Selain untuk pertanian, bendungan ini juga memiliki potensi pembangkit listrik berkapasitas 8,08 megawatt (MW). Tidak hanya itu, keberadaan Bendungan Sidan juga mampu mereduksi genangan banjir di kawasan seluas 108 hektare.
Manfaat untuk Petani dan Pengendalian Banjir
Sekretaris Perusahaan Brantas Abipraya, Dian Sovana, menegaskan bahwa peresmian dua bendungan ini merupakan wujud nyata kontribusi perseroan dalam mendukung Asta Cita Pemerintah. "Infrastruktur bendungan tidak hanya menyediakan air bagi sektor pertanian, tetapi juga memberikan manfaat luas bagi masyarakat melalui penyediaan air baku, pengendalian banjir, serta mendorong pertumbuhan ekonomi daerah," ujarnya dalam keterangan pers, Sabtu (11/7/2026).
Presiden Prabowo, saat meresmikan lima bendungan secara serentak dari Bendungan Meninting di Lombok Barat, menekankan bahwa pembangunan ini merupakan investasi jangka panjang.

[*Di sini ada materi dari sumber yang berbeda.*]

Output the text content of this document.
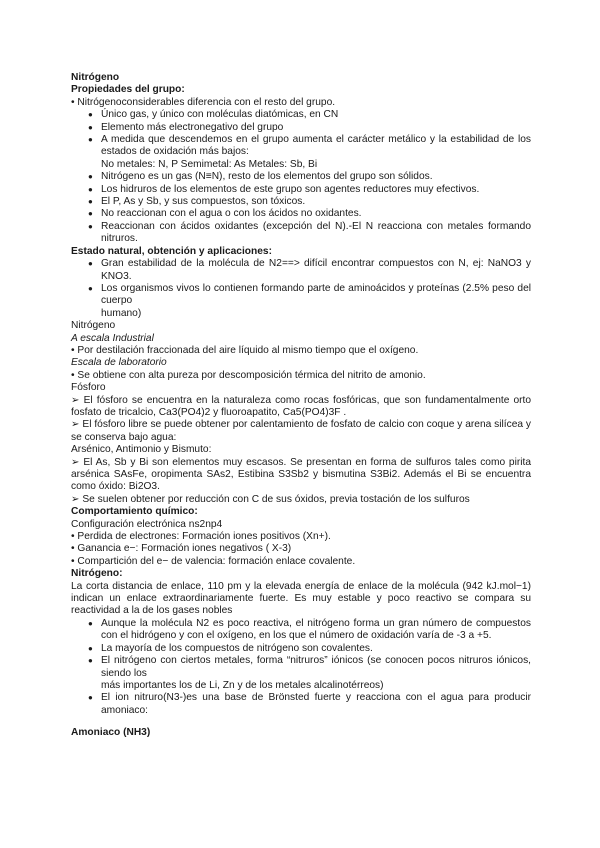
Nitrógeno

Propiedades del grupo:

• Nitrógenoconsiderables diferencia con el resto del grupo.

● Único gas, y único con moléculas diatómicas, en CN
● Elemento más electronegativo del grupo
● A medida que descendemos en el grupo aumenta el carácter metálico y la estabilidad de los estados de oxidación más bajos:
No metales: N, P Semimetal: As Metales: Sb, Bi
● Nitrógeno es un gas (N≡N), resto de los elementos del grupo son sólidos.
● Los hidruros de los elementos de este grupo son agentes reductores muy efectivos.
● El P, As y Sb, y sus compuestos, son tóxicos.
● No reaccionan con el agua o con los ácidos no oxidantes.
● Reaccionan con ácidos oxidantes (excepción del N).-El N reacciona con metales formando nitruros.

Estado natural, obtención y aplicaciones:

● Gran estabilidad de la molécula de N2==> difícil encontrar compuestos con N, ej: NaNO3 y KNO3.
● Los organismos vivos lo contienen formando parte de aminoácidos y proteínas (2.5% peso del cuerpo
humano)

Nitrógeno

A escala Industrial

• Por destilación fraccionada del aire líquido al mismo tiempo que el oxígeno.

Escala de laboratorio

• Se obtiene con alta pureza por descomposición térmica del nitrito de amonio.

Fósforo

➢ El fósforo se encuentra en la naturaleza como rocas fosfóricas, que son fundamentalmente orto fosfato de tricalcio, Ca3(PO4)2 y fluoroapatito, Ca5(PO4)3F .

➢ El fósforo libre se puede obtener por calentamiento de fosfato de calcio con coque y arena silícea y se conserva bajo agua:

Arsénico, Antimonio y Bismuto:

➢ El As, Sb y Bi son elementos muy escasos. Se presentan en forma de sulfuros tales como pirita arsénica SAsFe, oropimenta SAs2, Estibina S3Sb2 y bismutina S3Bi2. Además el Bi se encuentra como óxido: Bi2O3.

➢ Se suelen obtener por reducción con C de sus óxidos, previa tostación de los sulfuros

Comportamiento químico:

Configuración electrónica ns2np4

• Perdida de electrones: Formación iones positivos (Xn+).

• Ganancia e−: Formación iones negativos ( X-3)

• Compartición del e− de valencia: formación enlace covalente.

Nitrógeno:

La corta distancia de enlace, 110 pm y la elevada energía de enlace de la molécula (942 kJ.mol−1) indican un enlace extraordinariamente fuerte. Es muy estable y poco reactivo se compara su reactividad a la de los gases nobles

● Aunque la molécula N2 es poco reactiva, el nitrógeno forma un gran número de compuestos con el hidrógeno y con el oxígeno, en los que el número de oxidación varía de -3 a +5.
● La mayoría de los compuestos de nitrógeno son covalentes.
● El nitrógeno con ciertos metales, forma “nitruros” iónicos (se conocen pocos nitruros iónicos, siendo los
más importantes los de Li, Zn y de los metales alcalinotérreos)
● El ion nitruro(N3-)es una base de Brönsted fuerte y reacciona con el agua para producir amoniaco:

Amoniaco (NH3)
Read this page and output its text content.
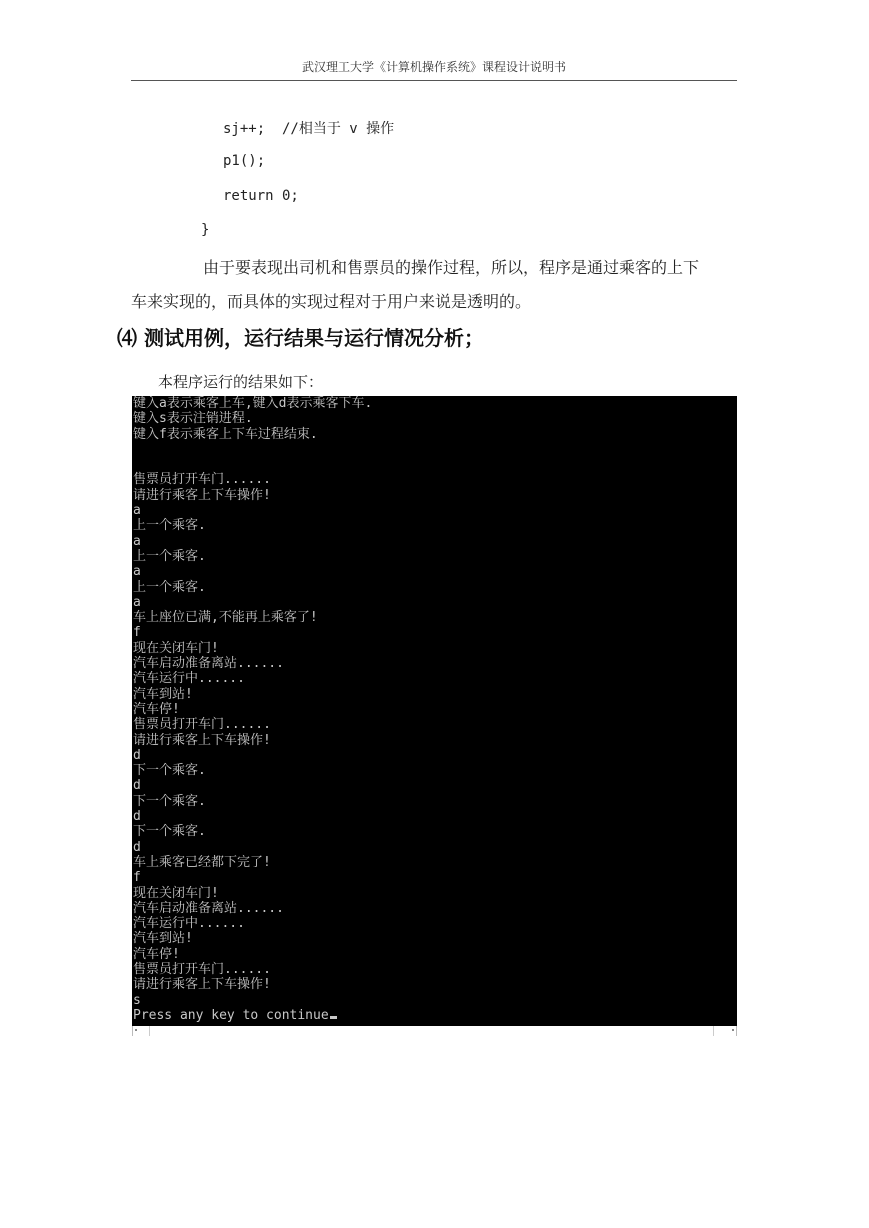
武汉理工大学《计算机操作系统》课程设计说明书
sj++;  //相当于 v 操作
p1();
return 0;
}
由于要表现出司机和售票员的操作过程，所以，程序是通过乘客的上下
车来实现的，而具体的实现过程对于用户来说是透明的。
⑷ 测试用例，运行结果与运行情况分析；
本程序运行的结果如下：
键入a表示乘客上车,键入d表示乘客下车.
键入s表示注销进程.
键入f表示乘客上下车过程结束.
售票员打开车门......
请进行乘客上下车操作!
a
上一个乘客.
a
上一个乘客.
a
上一个乘客.
a
车上座位已满,不能再上乘客了!
f
现在关闭车门!
汽车启动准备离站......
汽车运行中......
汽车到站!
汽车停!
售票员打开车门......
请进行乘客上下车操作!
d
下一个乘客.
d
下一个乘客.
d
下一个乘客.
d
车上乘客已经都下完了!
f
现在关闭车门!
汽车启动准备离站......
汽车运行中......
汽车到站!
汽车停!
售票员打开车门......
请进行乘客上下车操作!
s
Press any key to continue
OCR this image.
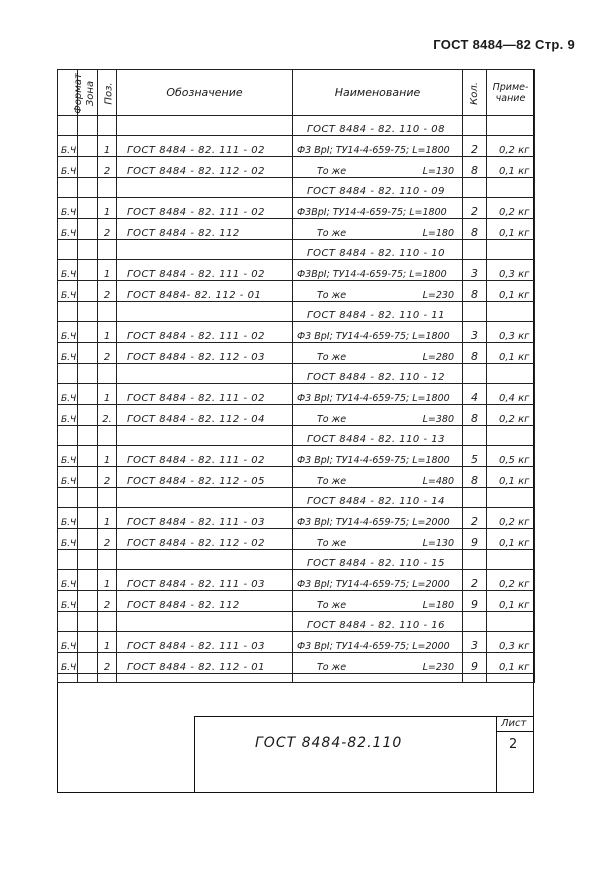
ГОСТ 8484—82 Стр. 9
Формат	Зона	Поз.	Обозначение	Наименование	Кол.	Приме-
чание
				ГОСТ 8484 - 82. 110 - 08		
Б.Ч.		1	ГОСТ 8484 - 82. 111 - 02	Ф3 ВрI; ТУ14-4-659-75; L=1800	2	0,2 кг
Б.Ч.		2	ГОСТ 8484 - 82. 112 - 02	То же L=130	8	0,1 кг
				ГОСТ 8484 - 82. 110 - 09		
Б.Ч.		1	ГОСТ 8484 - 82. 111 - 02	Ф3ВрI; ТУ14-4-659-75; L=1800	2	0,2 кг
Б.Ч.		2	ГОСТ 8484 - 82. 112	То же L=180	8	0,1 кг
				ГОСТ 8484 - 82. 110 - 10		
Б.Ч.		1	ГОСТ 8484 - 82. 111 - 02	Ф3ВрI; ТУ14-4-659-75; L=1800	3	0,3 кг
Б.Ч.		2	ГОСТ 8484- 82. 112 - 01	То же L=230	8	0,1 кг
				ГОСТ 8484 - 82. 110 - 11		
Б.Ч.		1	ГОСТ 8484 - 82. 111 - 02	Ф3 ВрI; ТУ14-4-659-75; L=1800	3	0,3 кг
Б.Ч.		2	ГОСТ 8484 - 82. 112 - 03	То же L=280	8	0,1 кг
				ГОСТ 8484 - 82. 110 - 12		
Б.Ч.		1	ГОСТ 8484 - 82. 111 - 02	Ф3 ВрI; ТУ14-4-659-75; L=1800	4	0,4 кг
Б.Ч.		2.	ГОСТ 8484 - 82. 112 - 04	То же L=380	8	0,2 кг
				ГОСТ 8484 - 82. 110 - 13		
Б.Ч.		1	ГОСТ 8484 - 82. 111 - 02	Ф3 ВрI; ТУ14-4-659-75; L=1800	5	0,5 кг
Б.Ч.		2	ГОСТ 8484 - 82. 112 - 05	То же L=480	8	0,1 кг
				ГОСТ 8484 - 82. 110 - 14		
Б.Ч.		1	ГОСТ 8484 - 82. 111 - 03	Ф3 ВрI; ТУ14-4-659-75; L=2000	2	0,2 кг
Б.Ч.		2	ГОСТ 8484 - 82. 112 - 02	То же L=130	9	0,1 кг
				ГОСТ 8484 - 82. 110 - 15		
Б.Ч.		1	ГОСТ 8484 - 82. 111 - 03	Ф3 ВрI; ТУ14-4-659-75; L=2000	2	0,2 кг
Б.Ч.		2	ГОСТ 8484 - 82. 112	То же L=180	9	0,1 кг
				ГОСТ 8484 - 82. 110 - 16		
Б.Ч.		1	ГОСТ 8484 - 82. 111 - 03	Ф3 ВрI; ТУ14-4-659-75; L=2000	3	0,3 кг
Б.Ч.		2	ГОСТ 8484 - 82. 112 - 01	То же L=230	9	0,1 кг

ГОСТ 8484-82.110
Лист
2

Kepala Negara meminta agar manfaat bendungan benar-benar dirasakan oleh petani sebagai produsen pangan nasional.
Fondasi Kedaulatan Bangsa
Menteri Pekerjaan Umum Dody Hanggodo menambahkan bahwa pembangunan bendungan menjadi fondasi penting bagi kedaulatan bangsa. Menurutnya, penguatan infrastruktur sumber daya air adalah kunci untuk menjamin ketahanan pangan di tengah tantangan perubahan iklim.
Selain Bendungan Sidan dan Keureuto yang dibangun Brantas Abipraya, pemerintah juga meresmikan Bendungan Rukoh di Aceh dan Bendungan Jlantah di Jawa Tengah secara hibrida. Dengan rampungnya proyek ini, pasokan air untuk pertanian dan kebutuhan domestik di dua provinsi tersebut dipastikan semakin andal.